Por Abel Pérez Rojas
Cuando los hijos van asumiendo el cuidado, y en ocasiones, el tutelaje de los padres, se presenta una excelente conjunción irrepetible: podemos regresar a quienes amamos lo que nos dieron en nuestros primeros años y además, a ellos que nos prepararon para la vida, ahora nosotros los habremos de preparar para la muerte.
Son en esos últimos años cuando se sintetiza todo lo que se vivió, porque no podemos cambiar el pasado, pero sí podemos cambiar la percepción de ello, del pasado de nuestros padres y el rumbo de nuestro futuro.
A pesar de que la vejez es una etapa inherente al hombre, es en la segunda mitad del siglo XX cuando la hemos reconsiderado desde el punto de vista de la Educación.
Ya con anterioridad había comentado que la Educación Permanente se sustenta en la capacidad que tienen los seres humanos de aprender en todo momento de todos, de cualquiera; así como del derecho que tenemos de asumir nuestros propios procesos educativos, donde a la vez propiciamos que otros se eduquen bajo nuestras enseñanzas, y en esa misma medida el aprendizaje se amplía y nos formamos, también, gracias a otros.
En la convivencia con personas mayores es vital tener esto presente, pero veamos lo siguiente:
Concluida la Segunda Guerra Mundial la población del orbe empezó a despertar del gran shock que le provocó percatarse de que la destrucción y desaparición de la humanidad era posible.
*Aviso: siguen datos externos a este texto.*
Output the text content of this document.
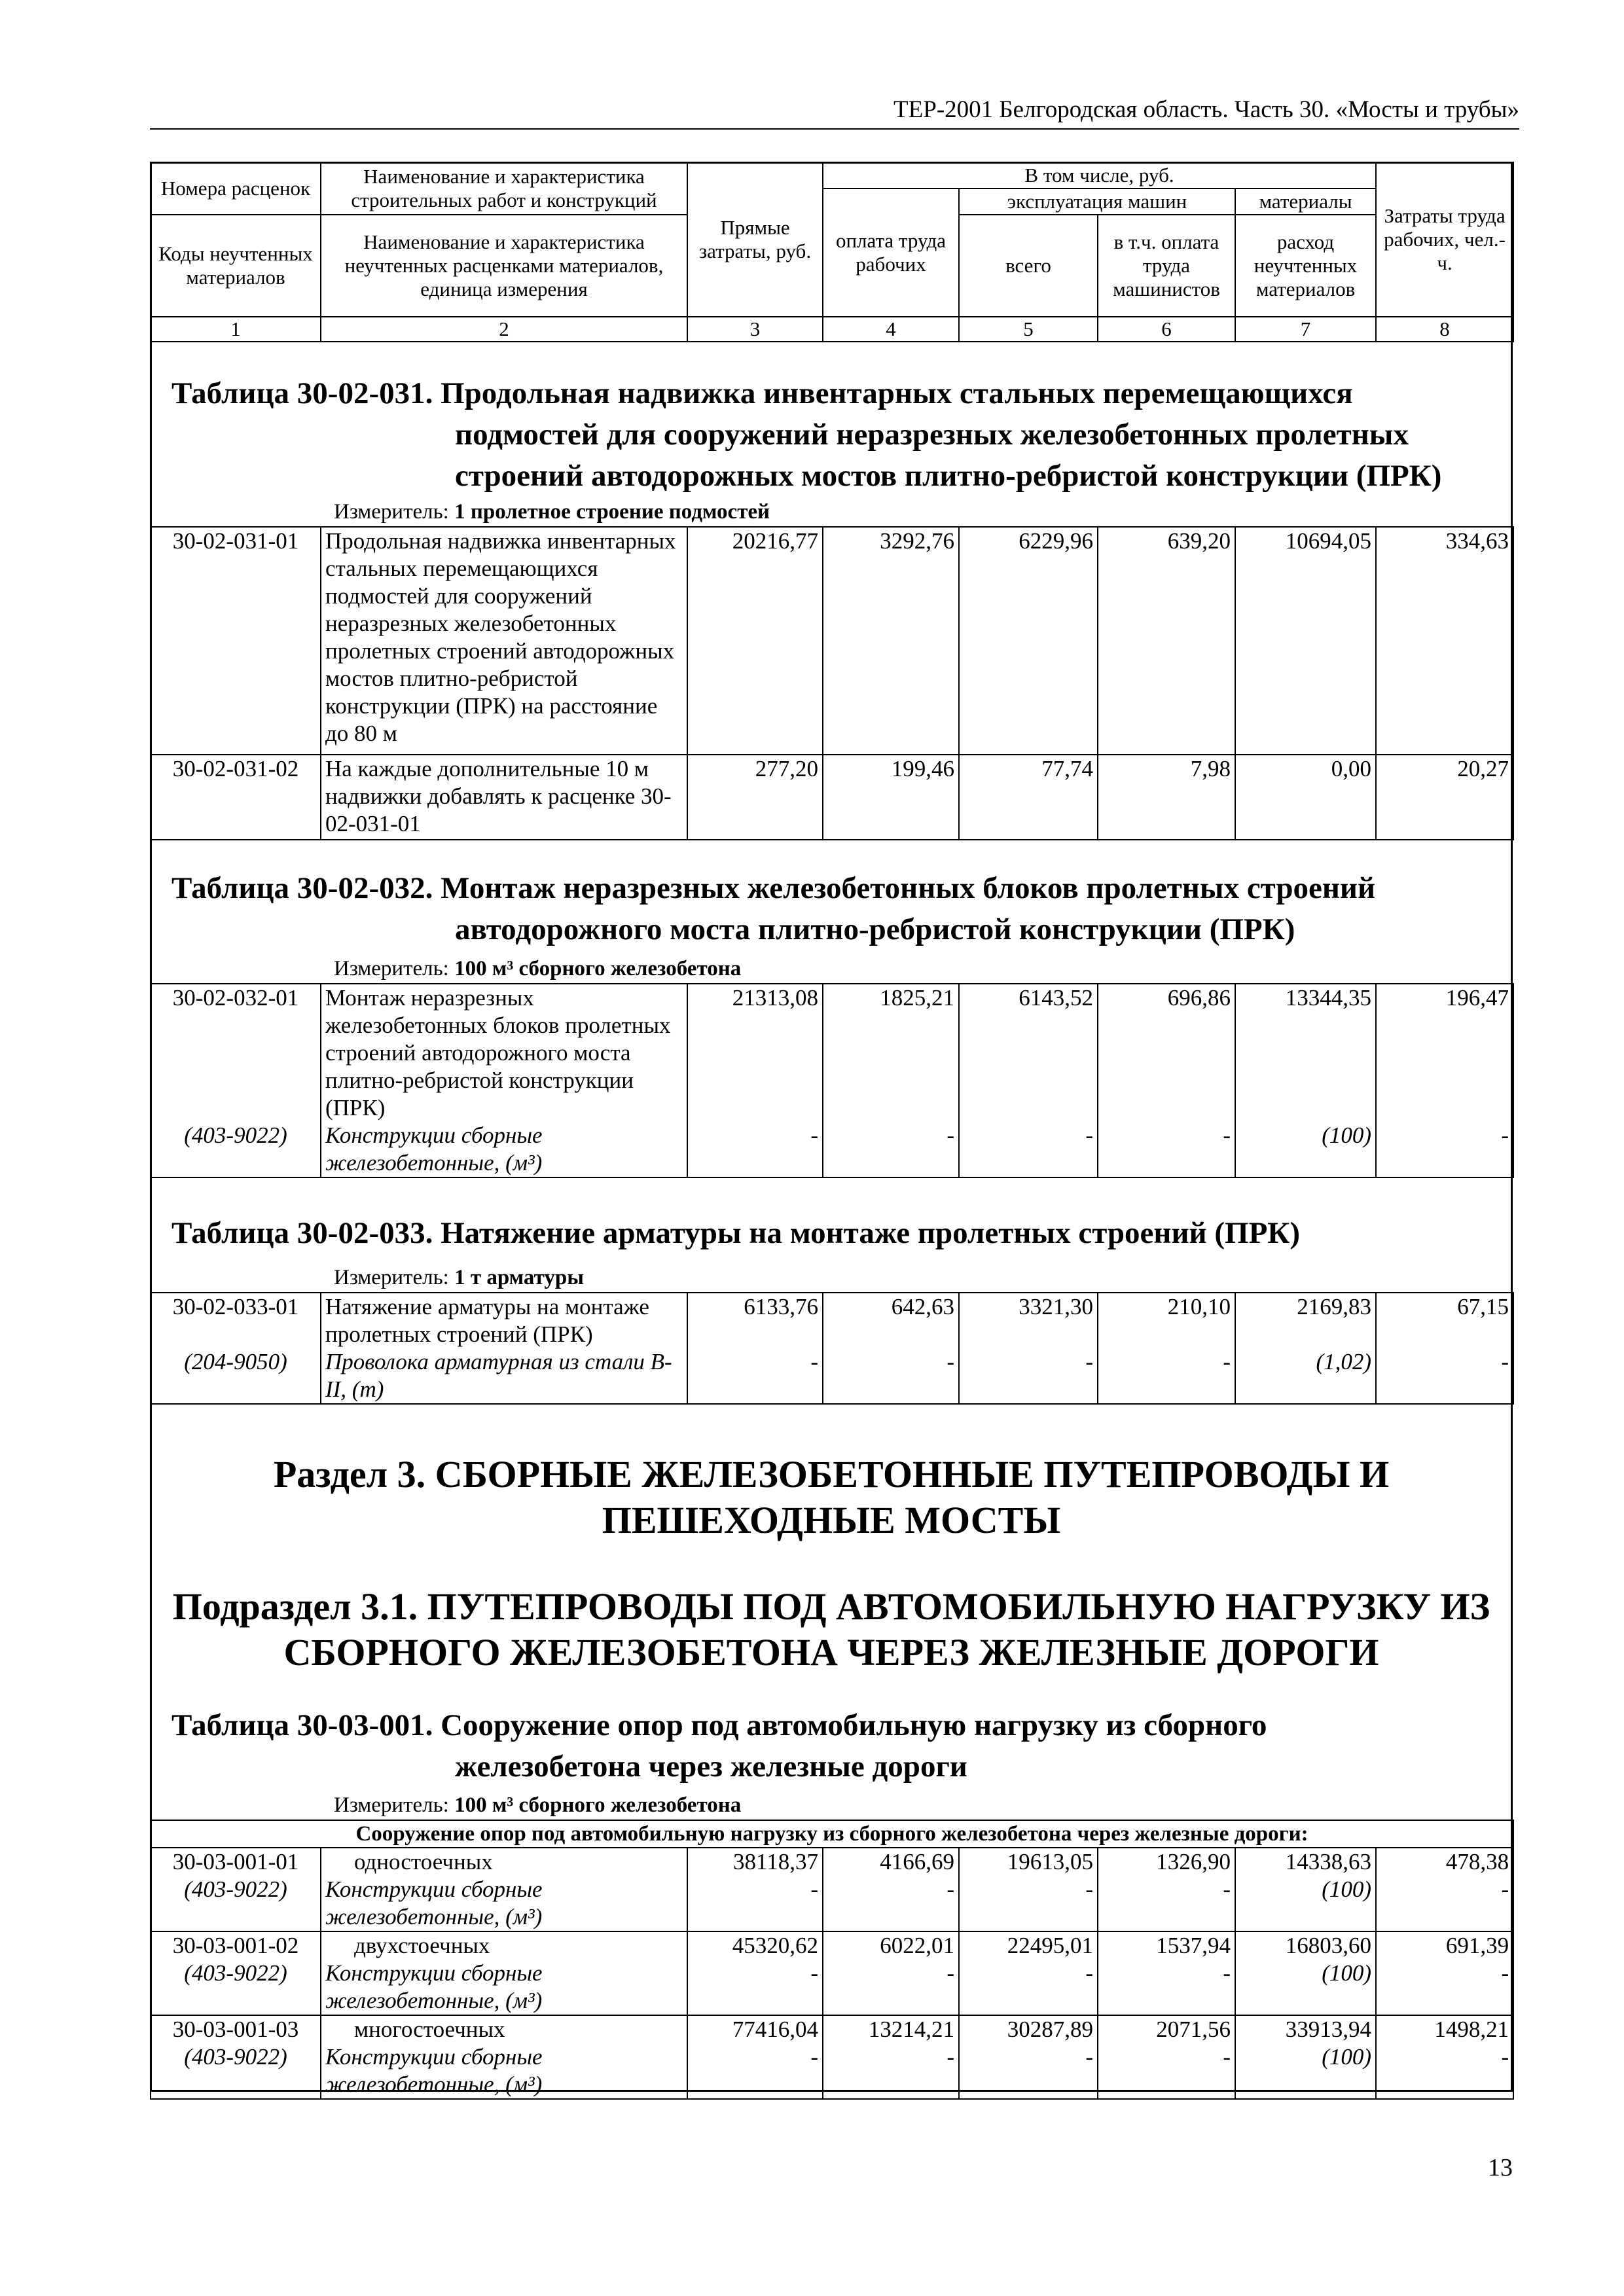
ТЕР-2001 Белгородская область. Часть 30. «Мосты и трубы»
Номера расценок	Наименование и характеристика строительных работ и конструкций	Прямые затраты, руб.	В том числе, руб.				Затраты труда рабочих, чел.-ч.
			оплата труда рабочих	эксплуатация машин		материалы	
Коды неучтенных материалов	Наименование и характеристика неучтенных расценками материалов, единица измерения			всего	в т.ч. оплата труда машинистов	расход неучтенных материалов	

1	2	3	4	5	6	7	8
Таблица 30-02-031. Продольная надвижка инвентарных стальных перемещающихся
подмостей для сооружений неразрезных железобетонных пролетных
строений автодорожных мостов плитно-ребристой конструкции (ПРК)
Измеритель: 1 пролетное строение подмостей
30-02-031-01	Продольная надвижка инвентарных стальных перемещающихся подмостей для сооружений неразрезных железобетонных пролетных строений автодорожных мостов плитно-ребристой конструкции (ПРК) на расстояние до 80 м	20216,77	3292,76	6229,96	639,20	10694,05	334,63
30-02-031-02	На каждые дополнительные 10 м надвижки добавлять к расценке 30-02-031-01	277,20	199,46	77,74	7,98	0,00	20,27
Таблица 30-02-032. Монтаж неразрезных железобетонных блоков пролетных строений
автодорожного моста плитно-ребристой конструкции (ПРК)
Измеритель: 100 м³ сборного железобетона
30-02-032-01	Монтаж неразрезных железобетонных блоков пролетных строений автодорожного моста плитно-ребристой конструкции (ПРК)	21313,08	1825,21	6143,52	696,86	13344,35	196,47
(403-9022)	Конструкции сборные железобетонные, (м³)	-	-	-	-	(100)	-
Таблица 30-02-033. Натяжение арматуры на монтаже пролетных строений (ПРК)
Измеритель: 1 т арматуры
30-02-033-01	Натяжение арматуры на монтаже пролетных строений (ПРК)	6133,76	642,63	3321,30	210,10	2169,83	67,15
(204-9050)	Проволока арматурная из стали В-II, (т)	-	-	-	-	(1,02)	-
Раздел 3. СБОРНЫЕ ЖЕЛЕЗОБЕТОННЫЕ ПУТЕПРОВОДЫ И
ПЕШЕХОДНЫЕ МОСТЫ
Подраздел 3.1. ПУТЕПРОВОДЫ ПОД АВТОМОБИЛЬНУЮ НАГРУЗКУ ИЗ
СБОРНОГО ЖЕЛЕЗОБЕТОНА ЧЕРЕЗ ЖЕЛЕЗНЫЕ ДОРОГИ
Таблица 30-03-001. Сооружение опор под автомобильную нагрузку из сборного
железобетона через железные дороги
Измеритель: 100 м³ сборного железобетона
Сооружение опор под автомобильную нагрузку из сборного железобетона через железные дороги:							
30-03-001-01	одностоечных	38118,37	4166,69	19613,05	1326,90	14338,63	478,38
(403-9022)	Конструкции сборные железобетонные, (м³)	-	-	-	-	(100)	-
30-03-001-02	двухстоечных	45320,62	6022,01	22495,01	1537,94	16803,60	691,39
(403-9022)	Конструкции сборные железобетонные, (м³)	-	-	-	-	(100)	-
30-03-001-03	многостоечных	77416,04	13214,21	30287,89	2071,56	33913,94	1498,21
(403-9022)	Конструкции сборные железобетонные, (м³)	-	-	-	-	(100)	-
13
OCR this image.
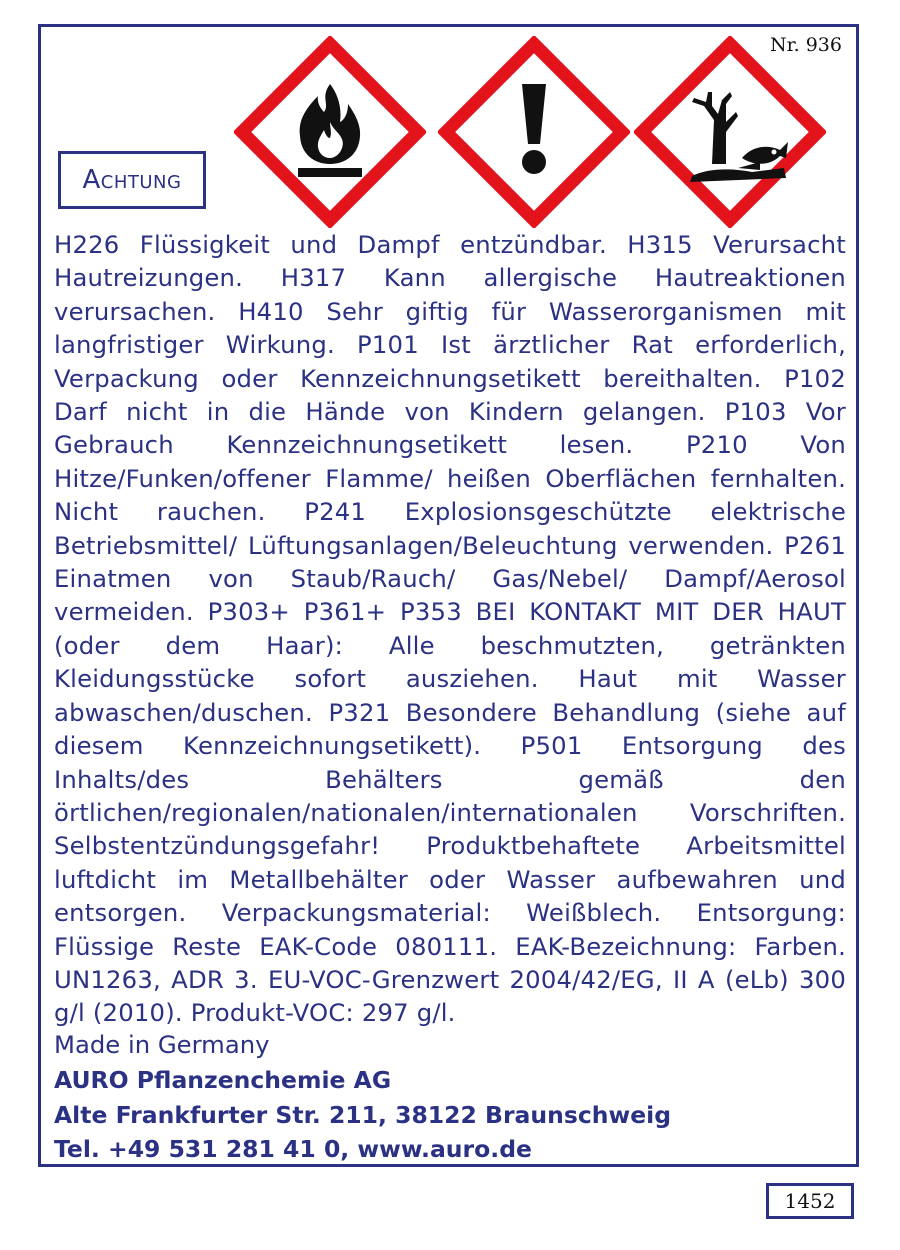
Nr. 936
Achtung
H226 Flüssigkeit und Dampf entzündbar. H315 Verursacht Hautreizungen. H317 Kann allergische Hautreaktionen verursachen. H410 Sehr giftig für Wasserorganismen mit langfristiger Wirkung. P101 Ist ärztlicher Rat erforderlich, Verpackung oder Kennzeichnungsetikett bereithalten. P102 Darf nicht in die Hände von Kindern gelangen. P103 Vor Gebrauch Kennzeichnungsetikett lesen. P210 Von Hitze/Funken/offener Flamme/ heißen Oberflächen fernhalten. Nicht rauchen. P241 Explosionsgeschützte elektrische Betriebsmittel/ Lüftungsanlagen/Beleuchtung verwenden. P261 Einatmen von Staub/Rauch/ Gas/Nebel/ Dampf/Aerosol vermeiden. P303+ P361+ P353 BEI KONTAKT MIT DER HAUT (oder dem Haar): Alle beschmutzten, getränkten Kleidungsstücke sofort ausziehen. Haut mit Wasser abwaschen/duschen. P321 Besondere Behandlung (siehe auf diesem Kennzeichnungsetikett). P501 Entsorgung des Inhalts/des Behälters gemäß den örtlichen/regionalen/nationalen/internationalen Vorschriften. Selbstentzündungsgefahr! Produktbehaftete Arbeitsmittel luftdicht im Metallbehälter oder Wasser aufbewahren und entsorgen. Verpackungsmaterial: Weißblech. Entsorgung: Flüssige Reste EAK-Code 080111. EAK-Bezeichnung: Farben. UN1263, ADR 3. EU-VOC-Grenzwert 2004/42/EG, II A (eLb) 300 g/l (2010). Produkt-VOC: 297 g/l.
Made in Germany
AURO Pflanzenchemie AG
Alte Frankfurter Str. 211, 38122 Braunschweig
Tel. +49 531 281 41 0, www.auro.de
1452
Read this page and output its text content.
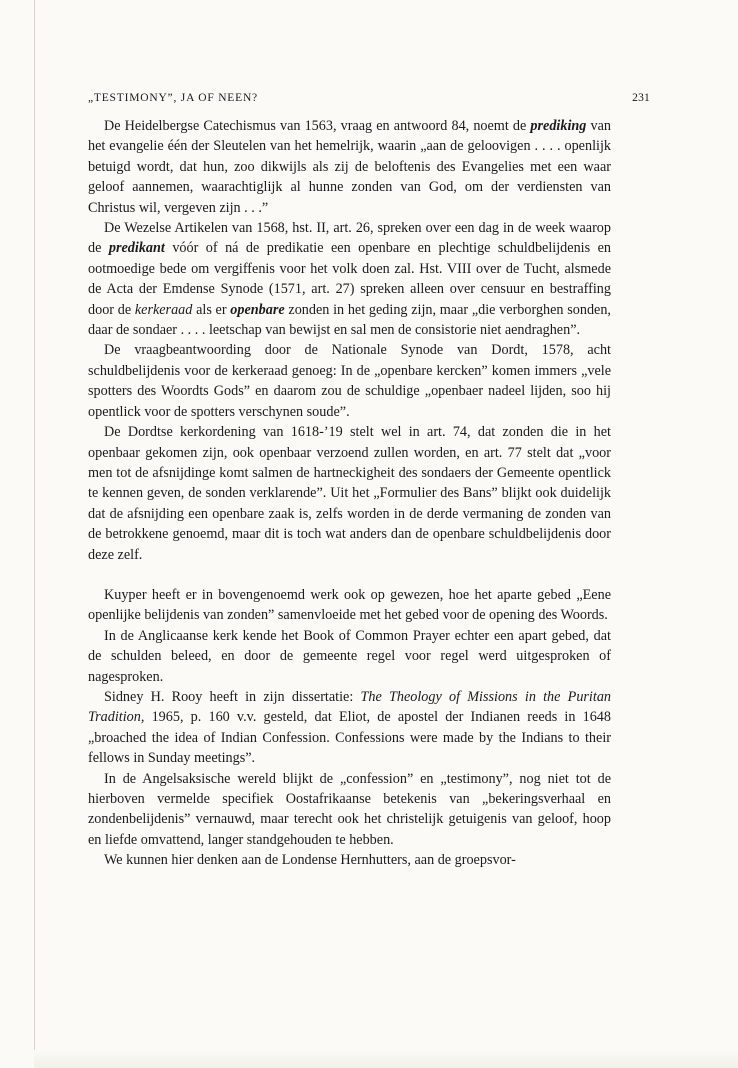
„TESTIMONY”, JA OF NEEN?	231

De Heidelbergse Catechismus van 1563, vraag en antwoord 84, noemt de prediking van het evangelie één der Sleutelen van het hemelrijk, waarin „aan de geloovigen . . . . openlijk betuigd wordt, dat hun, zoo dikwijls als zij de beloftenis des Evangelies met een waar geloof aannemen, waarachtiglijk al hunne zonden van God, om der verdiensten van Christus wil, vergeven zijn . . .”

De Wezelse Artikelen van 1568, hst. II, art. 26, spreken over een dag in de week waarop de predikant vóór of ná de predikatie een openbare en plechtige schuldbelijdenis en ootmoedige bede om vergiffenis voor het volk doen zal. Hst. VIII over de Tucht, alsmede de Acta der Emdense Synode (1571, art. 27) spreken alleen over censuur en bestraffing door de kerkeraad als er openbare zonden in het geding zijn, maar „die verborghen sonden, daar de sondaer . . . . leetschap van bewijst en sal men de consistorie niet aendraghen”.

De vraagbeantwoording door de Nationale Synode van Dordt, 1578, acht schuldbelijdenis voor de kerkeraad genoeg: In de „openbare kercken” komen immers „vele spotters des Woordts Gods” en daarom zou de schuldige „openbaer nadeel lijden, soo hij opentlick voor de spotters verschynen soude”.

De Dordtse kerkordening van 1618-’19 stelt wel in art. 74, dat zonden die in het openbaar gekomen zijn, ook openbaar verzoend zullen worden, en art. 77 stelt dat „voor men tot de afsnijdinge komt salmen de hartneckigheit des sondaers der Gemeente opentlick te kennen geven, de sonden verklarende”. Uit het „Formulier des Bans” blijkt ook duidelijk dat de afsnijding een openbare zaak is, zelfs worden in de derde vermaning de zonden van de betrokkene genoemd, maar dit is toch wat anders dan de openbare schuldbelijdenis door deze zelf.

Kuyper heeft er in bovengenoemd werk ook op gewezen, hoe het aparte gebed „Eene openlijke belijdenis van zonden” samenvloeide met het gebed voor de opening des Woords.

In de Anglicaanse kerk kende het Book of Common Prayer echter een apart gebed, dat de schulden beleed, en door de gemeente regel voor regel werd uitgesproken of nagesproken.

Sidney H. Rooy heeft in zijn dissertatie: The Theology of Missions in the Puritan Tradition, 1965, p. 160 v.v. gesteld, dat Eliot, de apostel der Indianen reeds in 1648 „broached the idea of Indian Confession. Confessions were made by the Indians to their fellows in Sunday meetings”.

In de Angelsaksische wereld blijkt de „confession” en „testimony”, nog niet tot de hierboven vermelde specifiek Oostafrikaanse betekenis van „bekeringsverhaal en zondenbelijdenis” vernauwd, maar terecht ook het christelijk getuigenis van geloof, hoop en liefde omvattend, langer standgehouden te hebben.

We kunnen hier denken aan de Londense Hernhutters, aan de groepsvor-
Los escenarios post atómicos cimbraron a todos.
Como resultado de la convulsión internacional, en el ámbito educativo se fue haciendo cada vez más visible la intención de las personas de continuar su formación independientemente de la edad y de sus condiciones socioeconómicas.
La necesidad que tienen las personas de continuar aprendiendo no era nueva. La historia ya había registrado que en todas las culturas, pero de distinta forma, los adultos mayores transmitían sus enseñanzas a los más jóvenes, y no en pocas ocasiones los más sabios habían confesado su ignorancia en encuentros dialógicos públicos o privados.
En la segunda mitad del siglo XX se encuentra como culmen la 5ª Conferencia Internacional de Educación de las Personas Adultas, organizada por la Organización de las Naciones Unidas para la Educación, la Ciencia y la Cultura (UNESCO) en 1997, lo que converge con los avances médicos para prolongar el promedio general de vida de las personas. Pese a lo alcanzado, durante el siglo XXI ha encontrado solidez la tendencia de escolarizar la formación de las personas adultas y ancianos.
Por supuesto la escolarización ha progresado, pero en detrimento de ambientes educativos informales flexibles y diversos, en contraste, y alentado por la rapidez que invade nuestro vivir, ahí es donde cobran relevancia las relaciones formativas entre seres cercanos.
Frecuentemente nos toma desprevenidos la vejez propia y la de nuestros seres queridos –en especial la de nuestros padres. Parece raro que no nos dé tiempo para estar totalmente conscientes de esa etapa de la vida, aun cuando es paulatina y progresiva, pero así es, no estamos listos para afrontar la ancianidad a pesar de los distintos mensajes que nos llegan una y otra vez.
A veces tenemos la fortuna de que pasados los años nuestros padres vayan asumiendo un rol hacia nosotros muy similar al que tuvimos hacia ellos, es decir, de alguna manera al menguar sus facultades se van haciendo dependientes de sus hijos.
Mágicos momentos son la dicha de convertirse en padres, o mejor aún, en hermanos de sus progenitores y, una vez más, abrir una ventana a una nueva experiencia de vida para disfrutar de la mutua Educación Permanente.